Substitute the values we get,
$\sin {60^ \circ } - \cos {60^ \circ } = \dfrac{{\sqrt 3 }}{2} - \dfrac{1}{2}$
Simplifying we get,
$\sin {60^ \circ } - \cos {60^ \circ } = \dfrac{{\sqrt 3 - 1}}{2}$
Hence, the value of $\sin {60^ \circ } - \cos {60^ \circ }$ is $\dfrac{{\sqrt 3 - 1}}{2}$ .

Note: The trigonometric ratios of a triangle are also called the trigonometric functions. Sine, cosine, and tangent are 3 important trigonometric functions and are abbreviated as sin, cos and tan.
The trigonometry angles which are commonly used in trigonometry problems are 0°, 30°, 45°, 60° and 90°. The trigonometric ratios such as sine, cosine and tangent of these angles are easy to memorize. We will also show the table where all the ratios and their respective angle’s values are mentioned. To find these angles we have to draw a right-angled triangle, in which one of the acute angles will be the corresponding trigonometry angle. These angles will be defined with respect to the ratio associated with it.
There are many real-life examples where trigonometry is used broadly.

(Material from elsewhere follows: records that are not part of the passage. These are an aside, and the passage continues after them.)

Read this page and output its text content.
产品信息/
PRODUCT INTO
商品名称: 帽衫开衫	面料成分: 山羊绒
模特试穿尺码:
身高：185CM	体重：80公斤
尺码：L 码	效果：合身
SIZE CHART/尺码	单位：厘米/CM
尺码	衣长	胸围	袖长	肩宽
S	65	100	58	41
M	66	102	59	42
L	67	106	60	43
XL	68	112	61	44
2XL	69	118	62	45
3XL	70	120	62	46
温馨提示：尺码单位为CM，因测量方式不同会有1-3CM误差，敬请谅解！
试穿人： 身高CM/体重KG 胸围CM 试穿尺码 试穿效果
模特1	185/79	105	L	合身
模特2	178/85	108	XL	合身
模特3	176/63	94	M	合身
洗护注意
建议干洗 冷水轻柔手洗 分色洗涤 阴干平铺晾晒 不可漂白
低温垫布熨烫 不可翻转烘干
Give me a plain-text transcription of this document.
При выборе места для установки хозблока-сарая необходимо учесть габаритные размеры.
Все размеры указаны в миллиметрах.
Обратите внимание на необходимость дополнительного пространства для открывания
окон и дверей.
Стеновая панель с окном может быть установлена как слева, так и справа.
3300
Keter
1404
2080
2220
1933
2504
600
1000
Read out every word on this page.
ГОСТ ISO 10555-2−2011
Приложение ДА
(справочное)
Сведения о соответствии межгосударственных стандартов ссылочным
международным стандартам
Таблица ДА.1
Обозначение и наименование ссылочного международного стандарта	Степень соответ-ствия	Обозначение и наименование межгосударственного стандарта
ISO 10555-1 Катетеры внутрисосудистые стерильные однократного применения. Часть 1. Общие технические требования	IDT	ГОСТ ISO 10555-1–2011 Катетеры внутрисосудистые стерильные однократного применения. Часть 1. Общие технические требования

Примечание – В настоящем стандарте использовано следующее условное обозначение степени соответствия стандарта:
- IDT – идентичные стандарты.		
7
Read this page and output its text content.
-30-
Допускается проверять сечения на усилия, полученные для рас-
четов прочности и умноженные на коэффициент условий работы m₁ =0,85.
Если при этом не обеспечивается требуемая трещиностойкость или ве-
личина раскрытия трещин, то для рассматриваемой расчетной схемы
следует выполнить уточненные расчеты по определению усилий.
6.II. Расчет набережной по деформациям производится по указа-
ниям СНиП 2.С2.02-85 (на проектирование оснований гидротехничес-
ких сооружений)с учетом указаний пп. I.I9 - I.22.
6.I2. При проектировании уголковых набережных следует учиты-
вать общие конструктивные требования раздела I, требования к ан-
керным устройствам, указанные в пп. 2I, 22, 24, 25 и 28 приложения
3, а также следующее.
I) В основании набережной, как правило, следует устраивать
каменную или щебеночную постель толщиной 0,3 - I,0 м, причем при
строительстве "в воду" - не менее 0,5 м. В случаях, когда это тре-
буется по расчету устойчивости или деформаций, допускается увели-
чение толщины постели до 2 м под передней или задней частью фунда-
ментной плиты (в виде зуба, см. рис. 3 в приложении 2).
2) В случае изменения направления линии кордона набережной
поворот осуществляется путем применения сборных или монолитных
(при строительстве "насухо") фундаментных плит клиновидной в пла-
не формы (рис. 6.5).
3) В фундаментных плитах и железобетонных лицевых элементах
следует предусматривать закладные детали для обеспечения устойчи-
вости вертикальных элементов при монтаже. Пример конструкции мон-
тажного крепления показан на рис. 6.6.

If we have been given with height of the building and the angle formed when an object is seen from the top of the building, then the distance between object and bottom of the building can be determined by using the tangent function, such as tan of angle is equal to the ratio of the height of the building and the distance.
Applications of Trigonometry

Its applications are in various fields like oceanography, seismology, meteorology, physical sciences, astronomy, acoustics, navigation, electronics, etc.
It is also helpful to measure the height of the mountain, find the distance of long rivers, etc.